Diplomacy has been the masterstroke of Indian Prime Minister Narendra Modi, despite recent challenges with Nepal and Pakistan. Since May 2014, we have seen Modi's aggressive style of diplomacy with systematic planning and long-term vision. He has executed well-crafted visits to several nations with great enthusiasm, a winning attitude and superb strategies. While Modi is yet to follow through on his promised visit to Israel, India's ties with the country have assumed new dimensions under the stewardship of the Prime Minister, even though this has raised some eyebrows.
Narendra Modi's meeting earlier this month with his Israeli counterpart Benjamin Netanyahu at the international climate summit in Paris caused some commentators to note a shift in Israel's foreign policy. They point out that Israel is likely to bank more heavily on Asia given the strain on its ties with the EU and US. I have been tracking the developments in India-Israel ties with great interest since Modi came to power.
India's long-time membership in the non-aligned movement and its support for Palestine has yielded India precious little, including no support for Kashmir.
Recently, I had the opportunity to interact with eminent pro-Jewish writer Dr Phyllis Chesler.

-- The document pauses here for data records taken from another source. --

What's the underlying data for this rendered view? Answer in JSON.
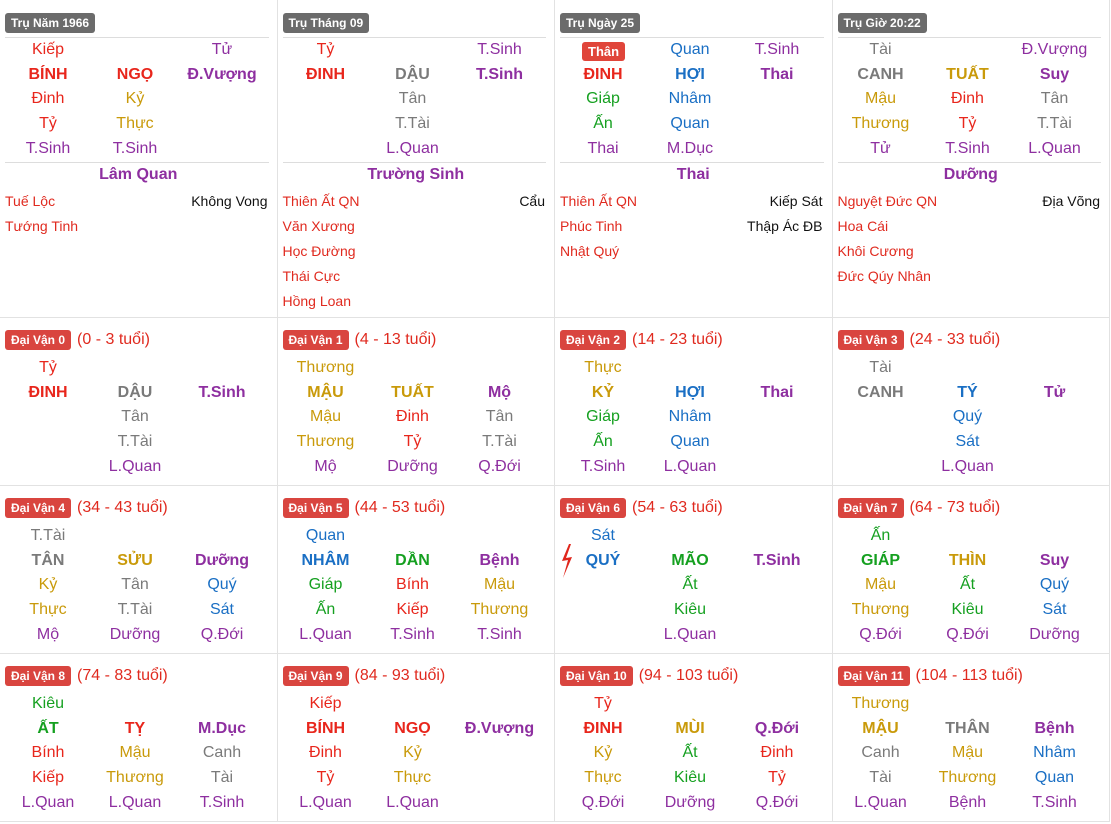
{
  "pillars": [
    {
      "badge": "Trụ Năm 1966",
      "rows": [
        [
          [
            "Kiếp",
            "#e8261c"
          ],
          null,
          [
            "Tử",
            "#8e2fa0"
          ]
        ],
        [
          [
            "BÍNH",
            "#e8261c"
          ],
          [
            "NGỌ",
            "#e8261c"
          ],
          [
            "Đ.Vượng",
            "#8e2fa0"
          ]
        ],
        [
          [
            "Đinh",
            "#e8261c"
          ],
          [
            "Kỷ",
            "#c99a0a"
          ],
          null
        ],
        [
          [
            "Tỷ",
            "#e8261c"
          ],
          [
            "Thực",
            "#c99a0a"
          ],
          null
        ],
        [
          [
            "T.Sinh",
            "#8e2fa0"
          ],
          [
            "T.Sinh",
            "#8e2fa0"
          ],
          null
        ]
      ],
      "center": "Lâm Quan",
      "stars_left": [
        "Tuế Lộc",
        "Tướng Tinh"
      ],
      "stars_right": [
        "Không Vong"
      ]
    },
    {
      "badge": "Trụ Tháng 09",
      "rows": [
        [
          [
            "Tỷ",
            "#e8261c"
          ],
          null,
          [
            "T.Sinh",
            "#8e2fa0"
          ]
        ],
        [
          [
            "ĐINH",
            "#e8261c"
          ],
          [
            "DẬU",
            "#7a7a7a"
          ],
          [
            "T.Sinh",
            "#8e2fa0"
          ]
        ],
        [
          null,
          [
            "Tân",
            "#7a7a7a"
          ],
          null
        ],
        [
          null,
          [
            "T.Tài",
            "#7a7a7a"
          ],
          null
        ],
        [
          null,
          [
            "L.Quan",
            "#8e2fa0"
          ],
          null
        ]
      ],
      "center": "Trường Sinh",
      "stars_left": [
        "Thiên Ất QN",
        "Văn Xương",
        "Học Đường",
        "Thái Cực",
        "Hồng Loan"
      ],
      "stars_right": [
        "Cẩu"
      ]
    },
    {
      "badge": "Trụ Ngày 25",
      "day_badge": "Thân",
      "rows": [
        [
          null,
          [
            "Quan",
            "#1a6fc4"
          ],
          [
            "T.Sinh",
            "#8e2fa0"
          ]
        ],
        [
          [
            "ĐINH",
            "#e8261c"
          ],
          [
            "HỢI",
            "#1a6fc4"
          ],
          [
            "Thai",
            "#8e2fa0"
          ]
        ],
        [
          [
            "Giáp",
            "#15a020"
          ],
          [
            "Nhâm",
            "#1a6fc4"
          ],
          null
        ],
        [
          [
            "Ấn",
            "#15a020"
          ],
          [
            "Quan",
            "#1a6fc4"
          ],
          null
        ],
        [
          [
            "Thai",
            "#8e2fa0"
          ],
          [
            "M.Dục",
            "#8e2fa0"
          ],
          null
        ]
      ],
      "center": "Thai",
      "stars_left": [
        "Thiên Ất QN",
        "Phúc Tinh",
        "Nhật Quý"
      ],
      "stars_right": [
        "Kiếp Sát",
        "Thập Ác ĐB"
      ]
    },
    {
      "badge": "Trụ Giờ 20:22",
      "rows": [
        [
          [
            "Tài",
            "#7a7a7a"
          ],
          null,
          [
            "Đ.Vượng",
            "#8e2fa0"
          ]
        ],
        [
          [
            "CANH",
            "#7a7a7a"
          ],
          [
            "TUẤT",
            "#c99a0a"
          ],
          [
            "Suy",
            "#8e2fa0"
          ]
        ],
        [
          [
            "Mậu",
            "#c99a0a"
          ],
          [
            "Đinh",
            "#e8261c"
          ],
          [
            "Tân",
            "#7a7a7a"
          ]
        ],
        [
          [
            "Thương",
            "#c99a0a"
          ],
          [
            "Tỷ",
            "#e8261c"
          ],
          [
            "T.Tài",
            "#7a7a7a"
          ]
        ],
        [
          [
            "Tử",
            "#8e2fa0"
          ],
          [
            "T.Sinh",
            "#8e2fa0"
          ],
          [
            "L.Quan",
            "#8e2fa0"
          ]
        ]
      ],
      "center": "Dưỡng",
      "stars_left": [
        "Nguyệt Đức QN",
        "Hoa Cái",
        "Khôi Cương",
        "Đức Qúy Nhân"
      ],
      "stars_right": [
        "Địa Võng"
      ]
    }
  ],
  "dai_van": [
    {
      "badge": "Đại Vận 0",
      "age": "(0 - 3 tuổi)",
      "rows": [
        [
          [
            "Tỷ",
            "#e8261c"
          ],
          null,
          null
        ],
        [
          [
            "ĐINH",
            "#e8261c"
          ],
          [
            "DẬU",
            "#7a7a7a"
          ],
          [
            "T.Sinh",
            "#8e2fa0"
          ]
        ],
        [
          null,
          [
            "Tân",
            "#7a7a7a"
          ],
          null
        ],
        [
          null,
          [
            "T.Tài",
            "#7a7a7a"
          ],
          null
        ],
        [
          null,
          [
            "L.Quan",
            "#8e2fa0"
          ],
          null
        ]
      ]
    },
    {
      "badge": "Đại Vận 1",
      "age": "(4 - 13 tuổi)",
      "rows": [
        [
          [
            "Thương",
            "#c99a0a"
          ],
          null,
          null
        ],
        [
          [
            "MẬU",
            "#c99a0a"
          ],
          [
            "TUẤT",
            "#c99a0a"
          ],
          [
            "Mộ",
            "#8e2fa0"
          ]
        ],
        [
          [
            "Mậu",
            "#c99a0a"
          ],
          [
            "Đinh",
            "#e8261c"
          ],
          [
            "Tân",
            "#7a7a7a"
          ]
        ],
        [
          [
            "Thương",
            "#c99a0a"
          ],
          [
            "Tỷ",
            "#e8261c"
          ],
          [
            "T.Tài",
            "#7a7a7a"
          ]
        ],
        [
          [
            "Mộ",
            "#8e2fa0"
          ],
          [
            "Dưỡng",
            "#8e2fa0"
          ],
          [
            "Q.Đới",
            "#8e2fa0"
          ]
        ]
      ]
    },
    {
      "badge": "Đại Vận 2",
      "age": "(14 - 23 tuổi)",
      "rows": [
        [
          [
            "Thực",
            "#c99a0a"
          ],
          null,
          null
        ],
        [
          [
            "KỶ",
            "#c99a0a"
          ],
          [
            "HỢI",
            "#1a6fc4"
          ],
          [
            "Thai",
            "#8e2fa0"
          ]
        ],
        [
          [
            "Giáp",
            "#15a020"
          ],
          [
            "Nhâm",
            "#1a6fc4"
          ],
          null
        ],
        [
          [
            "Ấn",
            "#15a020"
          ],
          [
            "Quan",
            "#1a6fc4"
          ],
          null
        ],
        [
          [
            "T.Sinh",
            "#8e2fa0"
          ],
          [
            "L.Quan",
            "#8e2fa0"
          ],
          null
        ]
      ]
    },
    {
      "badge": "Đại Vận 3",
      "age": "(24 - 33 tuổi)",
      "rows": [
        [
          [
            "Tài",
            "#7a7a7a"
          ],
          null,
          null
        ],
        [
          [
            "CANH",
            "#7a7a7a"
          ],
          [
            "TÝ",
            "#1a6fc4"
          ],
          [
            "Tử",
            "#8e2fa0"
          ]
        ],
        [
          null,
          [
            "Quý",
            "#1a6fc4"
          ],
          null
        ],
        [
          null,
          [
            "Sát",
            "#1a6fc4"
          ],
          null
        ],
        [
          null,
          [
            "L.Quan",
            "#8e2fa0"
          ],
          null
        ]
      ]
    },
    {
      "badge": "Đại Vận 4",
      "age": "(34 - 43 tuổi)",
      "rows": [
        [
          [
            "T.Tài",
            "#7a7a7a"
          ],
          null,
          null
        ],
        [
          [
            "TÂN",
            "#7a7a7a"
          ],
          [
            "SỬU",
            "#c99a0a"
          ],
          [
            "Dưỡng",
            "#8e2fa0"
          ]
        ],
        [
          [
            "Kỷ",
            "#c99a0a"
          ],
          [
            "Tân",
            "#7a7a7a"
          ],
          [
            "Quý",
            "#1a6fc4"
          ]
        ],
        [
          [
            "Thực",
            "#c99a0a"
          ],
          [
            "T.Tài",
            "#7a7a7a"
          ],
          [
            "Sát",
            "#1a6fc4"
          ]
        ],
        [
          [
            "Mộ",
            "#8e2fa0"
          ],
          [
            "Dưỡng",
            "#8e2fa0"
          ],
          [
            "Q.Đới",
            "#8e2fa0"
          ]
        ]
      ]
    },
    {
      "badge": "Đại Vận 5",
      "age": "(44 - 53 tuổi)",
      "rows": [
        [
          [
            "Quan",
            "#1a6fc4"
          ],
          null,
          null
        ],
        [
          [
            "NHÂM",
            "#1a6fc4"
          ],
          [
            "DẦN",
            "#15a020"
          ],
          [
            "Bệnh",
            "#8e2fa0"
          ]
        ],
        [
          [
            "Giáp",
            "#15a020"
          ],
          [
            "Bính",
            "#e8261c"
          ],
          [
            "Mậu",
            "#c99a0a"
          ]
        ],
        [
          [
            "Ấn",
            "#15a020"
          ],
          [
            "Kiếp",
            "#e8261c"
          ],
          [
            "Thương",
            "#c99a0a"
          ]
        ],
        [
          [
            "L.Quan",
            "#8e2fa0"
          ],
          [
            "T.Sinh",
            "#8e2fa0"
          ],
          [
            "T.Sinh",
            "#8e2fa0"
          ]
        ]
      ]
    },
    {
      "badge": "Đại Vận 6",
      "age": "(54 - 63 tuổi)",
      "rows": [
        [
          [
            "Sát",
            "#1a6fc4"
          ],
          null,
          null
        ],
        [
          [
            "QUÝ",
            "#1a6fc4"
          ],
          [
            "MÃO",
            "#15a020"
          ],
          [
            "T.Sinh",
            "#8e2fa0"
          ]
        ],
        [
          null,
          [
            "Ất",
            "#15a020"
          ],
          null
        ],
        [
          null,
          [
            "Kiêu",
            "#15a020"
          ],
          null
        ],
        [
          null,
          [
            "L.Quan",
            "#8e2fa0"
          ],
          null
        ]
      ]
    },
    {
      "badge": "Đại Vận 7",
      "age": "(64 - 73 tuổi)",
      "rows": [
        [
          [
            "Ấn",
            "#15a020"
          ],
          null,
          null
        ],
        [
          [
            "GIÁP",
            "#15a020"
          ],
          [
            "THÌN",
            "#c99a0a"
          ],
          [
            "Suy",
            "#8e2fa0"
          ]
        ],
        [
          [
            "Mậu",
            "#c99a0a"
          ],
          [
            "Ất",
            "#15a020"
          ],
          [
            "Quý",
            "#1a6fc4"
          ]
        ],
        [
          [
            "Thương",
            "#c99a0a"
          ],
          [
            "Kiêu",
            "#15a020"
          ],
          [
            "Sát",
            "#1a6fc4"
          ]
        ],
        [
          [
            "Q.Đới",
            "#8e2fa0"
          ],
          [
            "Q.Đới",
            "#8e2fa0"
          ],
          [
            "Dưỡng",
            "#8e2fa0"
          ]
        ]
      ]
    },
    {
      "badge": "Đại Vận 8",
      "age": "(74 - 83 tuổi)",
      "rows": [
        [
          [
            "Kiêu",
            "#15a020"
          ],
          null,
          null
        ],
        [
          [
            "ẤT",
            "#15a020"
          ],
          [
            "TỴ",
            "#e8261c"
          ],
          [
            "M.Dục",
            "#8e2fa0"
          ]
        ],
        [
          [
            "Bính",
            "#e8261c"
          ],
          [
            "Mậu",
            "#c99a0a"
          ],
          [
            "Canh",
            "#7a7a7a"
          ]
        ],
        [
          [
            "Kiếp",
            "#e8261c"
          ],
          [
            "Thương",
            "#c99a0a"
          ],
          [
            "Tài",
            "#7a7a7a"
          ]
        ],
        [
          [
            "L.Quan",
            "#8e2fa0"
          ],
          [
            "L.Quan",
            "#8e2fa0"
          ],
          [
            "T.Sinh",
            "#8e2fa0"
          ]
        ]
      ]
    },
    {
      "badge": "Đại Vận 9",
      "age": "(84 - 93 tuổi)",
      "rows": [
        [
          [
            "Kiếp",
            "#e8261c"
          ],
          null,
          null
        ],
        [
          [
            "BÍNH",
            "#e8261c"
          ],
          [
            "NGỌ",
            "#e8261c"
          ],
          [
            "Đ.Vượng",
            "#8e2fa0"
          ]
        ],
        [
          [
            "Đinh",
            "#e8261c"
          ],
          [
            "Kỷ",
            "#c99a0a"
          ],
          null
        ],
        [
          [
            "Tỷ",
            "#e8261c"
          ],
          [
            "Thực",
            "#c99a0a"
          ],
          null
        ],
        [
          [
            "L.Quan",
            "#8e2fa0"
          ],
          [
            "L.Quan",
            "#8e2fa0"
          ],
          null
        ]
      ]
    },
    {
      "badge": "Đại Vận 10",
      "age": "(94 - 103 tuổi)",
      "rows": [
        [
          [
            "Tỷ",
            "#e8261c"
          ],
          null,
          null
        ],
        [
          [
            "ĐINH",
            "#e8261c"
          ],
          [
            "MÙI",
            "#c99a0a"
          ],
          [
            "Q.Đới",
            "#8e2fa0"
          ]
        ],
        [
          [
            "Kỷ",
            "#c99a0a"
          ],
          [
            "Ất",
            "#15a020"
          ],
          [
            "Đinh",
            "#e8261c"
          ]
        ],
        [
          [
            "Thực",
            "#c99a0a"
          ],
          [
            "Kiêu",
            "#15a020"
          ],
          [
            "Tỷ",
            "#e8261c"
          ]
        ],
        [
          [
            "Q.Đới",
            "#8e2fa0"
          ],
          [
            "Dưỡng",
            "#8e2fa0"
          ],
          [
            "Q.Đới",
            "#8e2fa0"
          ]
        ]
      ]
    },
    {
      "badge": "Đại Vận 11",
      "age": "(104 - 113 tuổi)",
      "rows": [
        [
          [
            "Thương",
            "#c99a0a"
          ],
          null,
          null
        ],
        [
          [
            "MẬU",
            "#c99a0a"
          ],
          [
            "THÂN",
            "#7a7a7a"
          ],
          [
            "Bệnh",
            "#8e2fa0"
          ]
        ],
        [
          [
            "Canh",
            "#7a7a7a"
          ],
          [
            "Mậu",
            "#c99a0a"
          ],
          [
            "Nhâm",
            "#1a6fc4"
          ]
        ],
        [
          [
            "Tài",
            "#7a7a7a"
          ],
          [
            "Thương",
            "#c99a0a"
          ],
          [
            "Quan",
            "#1a6fc4"
          ]
        ],
        [
          [
            "L.Quan",
            "#8e2fa0"
          ],
          [
            "Bệnh",
            "#8e2fa0"
          ],
          [
            "T.Sinh",
            "#8e2fa0"
          ]
        ]
      ]
    }
  ]
}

Obviously, the crux of the discussion was India's positive new approach towards Israel, a contrast to the previous Congress-led government, which because of its "secular" credentials, had strong reservations about the "Promised Land".

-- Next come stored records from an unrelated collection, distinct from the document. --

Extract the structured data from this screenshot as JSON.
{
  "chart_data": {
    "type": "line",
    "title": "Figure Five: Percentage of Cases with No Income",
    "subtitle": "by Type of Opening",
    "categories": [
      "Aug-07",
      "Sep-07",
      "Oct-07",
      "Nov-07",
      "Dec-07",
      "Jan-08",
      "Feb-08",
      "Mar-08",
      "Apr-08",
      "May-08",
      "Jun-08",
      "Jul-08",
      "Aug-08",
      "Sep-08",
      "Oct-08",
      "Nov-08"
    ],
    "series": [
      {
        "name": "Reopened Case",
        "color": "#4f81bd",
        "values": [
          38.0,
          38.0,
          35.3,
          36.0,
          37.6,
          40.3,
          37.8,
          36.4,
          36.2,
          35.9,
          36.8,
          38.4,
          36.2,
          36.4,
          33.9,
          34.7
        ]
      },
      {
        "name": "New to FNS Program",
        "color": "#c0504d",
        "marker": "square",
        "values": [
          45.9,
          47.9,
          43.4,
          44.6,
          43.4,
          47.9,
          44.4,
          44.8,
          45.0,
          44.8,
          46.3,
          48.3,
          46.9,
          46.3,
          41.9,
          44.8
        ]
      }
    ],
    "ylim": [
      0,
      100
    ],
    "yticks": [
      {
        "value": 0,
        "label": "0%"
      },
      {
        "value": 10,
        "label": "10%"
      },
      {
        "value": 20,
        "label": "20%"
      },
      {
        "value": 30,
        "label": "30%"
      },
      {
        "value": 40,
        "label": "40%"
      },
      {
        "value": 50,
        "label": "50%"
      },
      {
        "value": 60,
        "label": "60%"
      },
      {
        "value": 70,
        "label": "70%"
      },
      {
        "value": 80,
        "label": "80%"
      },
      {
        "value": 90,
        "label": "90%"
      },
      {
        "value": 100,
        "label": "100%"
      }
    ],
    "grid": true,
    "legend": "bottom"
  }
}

Dr Chesler, best-selling American author, feminist leader and a professor emerita of Psychology and Women's Studies at City University of New York, envisions an Indo-Israel alignment as part of a new global alliance in which other Asian nations, including China, will band together against jihadist fundamentalism. A recent article in The Times of Israel echoes the same view: "China and India offer Jerusalem vast trade opportunities without the political challenges it faces in parts of Europe."

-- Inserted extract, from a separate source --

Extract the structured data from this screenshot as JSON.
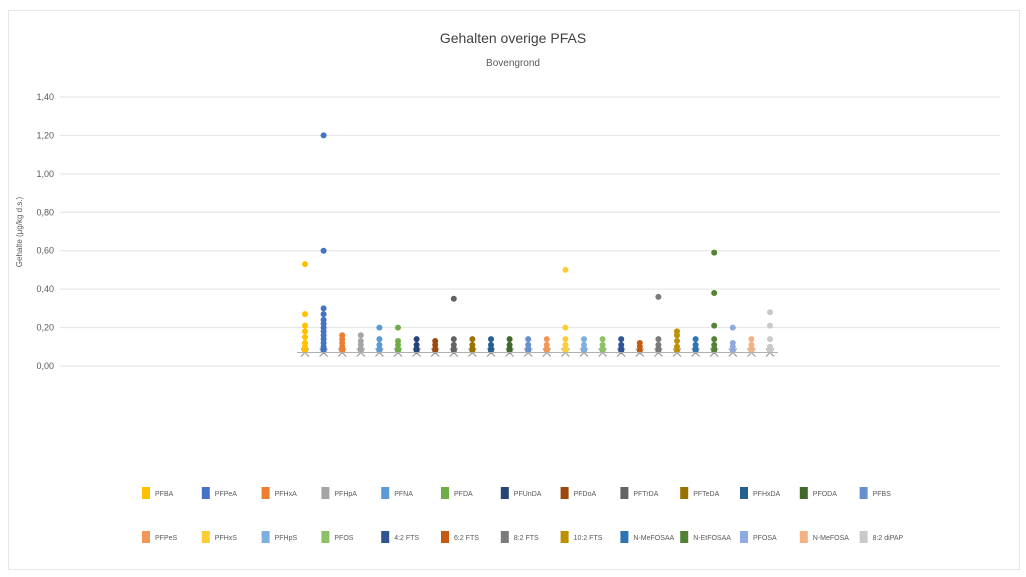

Dr Chesler, the author of 16 books including the feminist classic Women and Madness (1972), has strong views on anti-Semitism and the demonisation of Israel. She views the approach of Narendra Modi towards Israel very positively.
"Both countries were 'born' in the late 1940s, both countries are modern democracies, and both countries are forced to deal with hostile populations and neighbours. Thus, both countries may have more in common with each other than either country may have with Arab and Muslim states, especially at a time when radically Islamist jihadism has arisen in our world. India's long-time membership in the non-aligned movement and its support for Palestine (which, to date, has always meant the destruction of Israel) has yielded India precious little, including no support for Kashmir," she told this author.
Positive relations between the two countries began in 1950 and full diplomatic relationships were established in 1992. Now, trade has more than doubled between the two countries and Israel has been assisting India in terms of agriculture, water-desalinisation, counter-terrorism, and defence. Israel Prime Minister Netanyahu has told PM Modi that "the sky is the limit" in terms of their potential partnership. Dr Chesler believes that Modi can and will take India-Israel relations to new heights. Note that, for the first time, India abstained from voting on a UN resolution that condemned Israel for possible war crimes in Gaza in June.
Indian President Pranab Mukherjee's visit to Israel in October furthered the relations between the two countries, and in November, Netanyahu announced that he would be visiting India soon. Though dates have not been finalised yet, Modi made it clear he'd soon visit Israel, making him the first Indian PM to do so. "PM Modi's promise to visit Israel very soon is long overdue -- and just on time," Dr Chesler said.
From internal security and defence to agriculture and entrepreneurship, we can benefit a lot from the start-up nation. India appears to have finally read the writing on the wall, and realised that Israel has some excellent credentials that can help the country shape its vision for comprehensive development.